Synthetic networks
Homogeneous networks:
Complete graph on 1000 nodes
Regular graph on 1000 nodes with degree=4
Heterogeneous networks:
Varying degree distribution: Graph on 1000 nodes with mean degree = 4 and variances in {4.46, 8.76, 30.35}
Varying clustering coefficient: Small-world networks on 1000 nodes with clustering coeffecients in {0.05, 0.34, 0.49}
Real-world networks
AS-Oregon router networks (SNAP Stanford):
This temporal network of routers comprising the Internet is grouped into subgraphs called Autonomous Systems (AS). This dataset contains 9 snapshots of the network each taken once a week from March 31st, 2001 to May 26th 2001. We chose to use the network with the largest number of nodes (≈ 11k nodes); hence, after analysis, we chose the network of May 26th and considered it a static graph for our calibration. However, the loss value was extremely large and the optimization never converged. This is reasonable since we try to calibrate the parameters using human contact and infection data on a contact network of routers, for which the contact patterns will be vastly different. So, we next looked for human contact networks.
Student-teacher-staff contact network from a US High School(Infectious disease spread):
This network represents contact patterns among students, teachers, and staff in a high school in the USA. This was constructed to trace the flu spread due to proximity interactions. This network perfectly fits our needs for the following reasons it is a reasonably large network (788 nodes, 118k edges), it models influenza spread and in the US. So, this network is closely related to our time series data and thus, we calibrated this dataset.
Refer to Network Visualisation section to look at the various networks.
COVID 19 data with geography (CDC):
We obtained the weekly COVID cases till July 2024 with state level granularity. However, since our focus was to look at the interaction of the different strains of a virus, this dataset was not sufficient given that this did not give strain-specific information.

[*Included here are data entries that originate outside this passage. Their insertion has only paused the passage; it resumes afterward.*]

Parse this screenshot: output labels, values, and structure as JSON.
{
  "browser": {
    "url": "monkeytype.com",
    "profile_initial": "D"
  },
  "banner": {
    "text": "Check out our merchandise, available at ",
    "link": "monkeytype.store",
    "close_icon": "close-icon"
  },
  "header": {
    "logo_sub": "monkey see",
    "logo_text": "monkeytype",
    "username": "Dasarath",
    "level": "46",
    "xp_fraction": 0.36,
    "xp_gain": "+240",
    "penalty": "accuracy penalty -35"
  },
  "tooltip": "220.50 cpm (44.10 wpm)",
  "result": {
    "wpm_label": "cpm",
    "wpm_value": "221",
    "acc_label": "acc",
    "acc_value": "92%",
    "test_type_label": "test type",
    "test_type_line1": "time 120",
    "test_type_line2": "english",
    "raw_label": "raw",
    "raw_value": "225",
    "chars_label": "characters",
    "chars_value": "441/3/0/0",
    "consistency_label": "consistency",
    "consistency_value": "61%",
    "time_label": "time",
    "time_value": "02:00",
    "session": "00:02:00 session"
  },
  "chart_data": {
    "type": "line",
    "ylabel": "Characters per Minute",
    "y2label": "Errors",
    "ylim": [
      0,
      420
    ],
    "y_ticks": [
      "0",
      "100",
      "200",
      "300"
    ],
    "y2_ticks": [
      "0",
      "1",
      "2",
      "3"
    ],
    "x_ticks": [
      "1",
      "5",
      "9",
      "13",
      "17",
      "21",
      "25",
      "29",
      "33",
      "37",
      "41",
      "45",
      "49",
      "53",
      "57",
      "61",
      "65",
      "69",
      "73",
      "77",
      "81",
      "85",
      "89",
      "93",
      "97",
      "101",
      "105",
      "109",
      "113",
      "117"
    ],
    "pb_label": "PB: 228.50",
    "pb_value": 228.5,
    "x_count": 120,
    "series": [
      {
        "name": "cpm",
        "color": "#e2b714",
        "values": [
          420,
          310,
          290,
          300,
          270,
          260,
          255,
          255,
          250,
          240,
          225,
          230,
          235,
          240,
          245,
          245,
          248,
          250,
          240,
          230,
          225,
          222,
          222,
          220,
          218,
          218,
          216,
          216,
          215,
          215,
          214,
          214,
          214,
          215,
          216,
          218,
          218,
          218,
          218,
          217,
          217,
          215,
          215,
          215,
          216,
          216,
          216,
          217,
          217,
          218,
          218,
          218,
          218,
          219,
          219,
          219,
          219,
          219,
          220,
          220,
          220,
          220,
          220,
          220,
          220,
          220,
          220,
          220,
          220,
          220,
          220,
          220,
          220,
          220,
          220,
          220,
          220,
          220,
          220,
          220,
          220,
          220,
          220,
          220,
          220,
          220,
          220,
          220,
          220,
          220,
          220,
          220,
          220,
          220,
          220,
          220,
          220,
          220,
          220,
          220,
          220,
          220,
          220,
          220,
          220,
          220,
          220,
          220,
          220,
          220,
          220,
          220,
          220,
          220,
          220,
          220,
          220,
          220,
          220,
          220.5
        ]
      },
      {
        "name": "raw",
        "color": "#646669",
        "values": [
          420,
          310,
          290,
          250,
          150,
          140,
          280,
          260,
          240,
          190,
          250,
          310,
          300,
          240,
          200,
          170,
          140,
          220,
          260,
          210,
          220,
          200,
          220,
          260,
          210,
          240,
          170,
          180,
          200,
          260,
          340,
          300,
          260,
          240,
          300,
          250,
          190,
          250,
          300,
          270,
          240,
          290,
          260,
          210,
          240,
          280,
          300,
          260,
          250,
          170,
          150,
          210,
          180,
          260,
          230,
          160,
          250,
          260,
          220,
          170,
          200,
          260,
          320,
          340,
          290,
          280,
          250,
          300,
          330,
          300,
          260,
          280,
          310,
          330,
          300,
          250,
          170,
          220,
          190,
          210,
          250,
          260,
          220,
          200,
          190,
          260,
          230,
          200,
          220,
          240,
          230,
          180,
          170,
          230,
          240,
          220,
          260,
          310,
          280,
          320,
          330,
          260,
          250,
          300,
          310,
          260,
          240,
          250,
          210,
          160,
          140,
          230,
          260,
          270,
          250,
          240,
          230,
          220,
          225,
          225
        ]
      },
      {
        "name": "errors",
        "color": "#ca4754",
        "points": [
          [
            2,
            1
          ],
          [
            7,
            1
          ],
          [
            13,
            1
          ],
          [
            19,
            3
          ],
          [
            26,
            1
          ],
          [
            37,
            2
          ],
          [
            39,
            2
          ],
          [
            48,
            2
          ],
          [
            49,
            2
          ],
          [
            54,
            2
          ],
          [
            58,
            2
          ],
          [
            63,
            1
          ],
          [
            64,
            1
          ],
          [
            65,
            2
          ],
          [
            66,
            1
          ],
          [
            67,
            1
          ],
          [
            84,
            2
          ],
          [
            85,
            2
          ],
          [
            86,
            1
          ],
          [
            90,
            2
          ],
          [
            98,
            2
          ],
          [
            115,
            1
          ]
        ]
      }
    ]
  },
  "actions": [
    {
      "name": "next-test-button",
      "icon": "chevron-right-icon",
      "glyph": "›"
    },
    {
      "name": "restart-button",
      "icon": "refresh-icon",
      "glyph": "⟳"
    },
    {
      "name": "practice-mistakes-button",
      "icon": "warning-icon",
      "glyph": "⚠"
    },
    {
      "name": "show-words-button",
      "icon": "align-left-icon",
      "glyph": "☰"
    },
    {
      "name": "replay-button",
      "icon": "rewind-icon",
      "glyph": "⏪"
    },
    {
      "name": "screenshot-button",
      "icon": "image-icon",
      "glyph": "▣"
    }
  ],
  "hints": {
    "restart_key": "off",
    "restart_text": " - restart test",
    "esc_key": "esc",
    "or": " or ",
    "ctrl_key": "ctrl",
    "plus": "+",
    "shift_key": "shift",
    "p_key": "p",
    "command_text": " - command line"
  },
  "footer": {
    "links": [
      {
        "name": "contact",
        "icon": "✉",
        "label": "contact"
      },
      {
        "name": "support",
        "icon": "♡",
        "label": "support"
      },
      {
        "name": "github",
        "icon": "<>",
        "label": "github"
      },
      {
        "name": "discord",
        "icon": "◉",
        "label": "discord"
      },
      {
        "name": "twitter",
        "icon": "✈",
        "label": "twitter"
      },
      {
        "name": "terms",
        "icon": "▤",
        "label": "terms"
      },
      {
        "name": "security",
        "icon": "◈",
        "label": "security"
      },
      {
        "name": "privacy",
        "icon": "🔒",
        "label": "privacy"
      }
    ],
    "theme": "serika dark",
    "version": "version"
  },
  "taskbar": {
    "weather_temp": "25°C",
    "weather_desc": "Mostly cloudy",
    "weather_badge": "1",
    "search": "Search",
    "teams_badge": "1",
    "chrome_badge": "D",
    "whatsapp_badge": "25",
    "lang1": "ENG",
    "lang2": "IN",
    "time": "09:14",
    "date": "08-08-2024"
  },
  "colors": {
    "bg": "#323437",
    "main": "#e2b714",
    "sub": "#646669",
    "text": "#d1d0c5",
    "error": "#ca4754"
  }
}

Dengue phylogenetics (CDC, Nextstrain):
We obtained the weekly dengue cases across the 50 US states between 2010 and 2013, and the phylogenetic tree for the various dengue strains that persisted during this period. However, due to lack of information to map the strain to the emergence of the case, we did not carry on with this dataset.
Influenza strains (WHO):
This dataset by WHO provides the statistics of the weekly number of tests out of which how many tested positive for influenza (along with information of which of the strains A or B caused it) and how many tested negative. We obtained the data for the whole of the US starting from Oct 2016 to May 2024.